Although that is what you used to be, you were washed, sanctified, and justified. The word “but” gives you hope. You are no longer what you once were. A change has taken place. The church of Jesus Christ must be willing to accept repentant sinners, without holding their past against them. Ezekiel tells you to what God promises to do. He focuses on the reality to which washing points.

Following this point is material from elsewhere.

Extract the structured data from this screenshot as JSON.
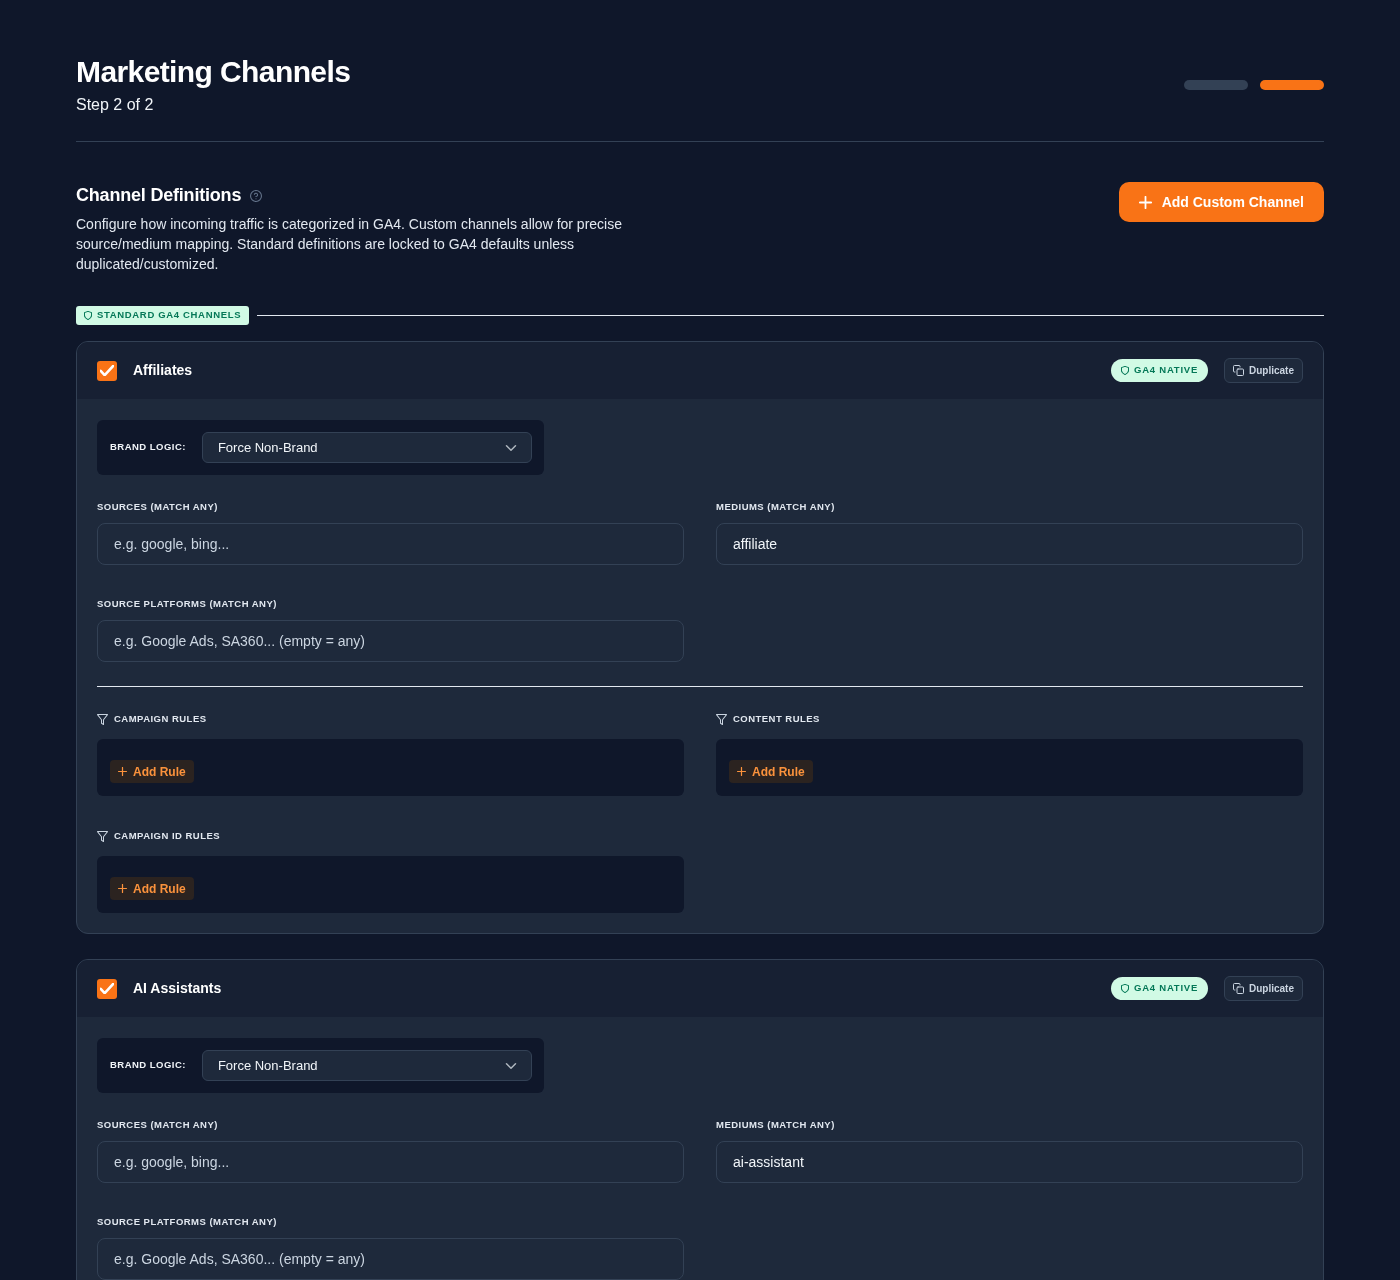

“Baptism… signifies union with Christ, purifying from the pollution of sin by regeneration of the Spirit, and purifying from the guilt of sin by the blood of Christ…. The sign and seal of baptism can be no pledge or guarantee to us of that which baptism signifies except as we are mindful of God’s covenant, embrace its promises, discharge its obligations, and lay hold in faith upon the covenant faithfulness of God.”

John Murray, Christian Baptism, pages. 89–91

You have been washed. Paul may well be thinking of baptism, the external washing which symbolized union with Christ, Romans 6:4–7. That union has both forensic and subjective effects. The change in your life has taken place in the name of Christ and through the Holy Spirit. The entire Trinity is involved in your salvation. Avoid sacerdotalism (this is a union by faith), but also avoid dismissing baptism as “just a sign” of the real baptism. The sign and what it points to are connected. The sign is a seal, authenticating what God has done. You were sanctified. Christ, who was made sin for your redemption, is no longer in sin’s realm. You, too, have been set free from sin’s bondage, Romans 6:6. You, who were slaves to these sins, are free. You were justified. Christ has been declared just as the second Adam. You are just in him. Note the repetition of “but” (in Greek) for contrast and emphasis.

Never forget the glorious truth of your baptism: in it God says that you have been washed, you have been sanctified, you have been justified–in Jesus Christ. Your challenge this week is to live as one baptized into Christ.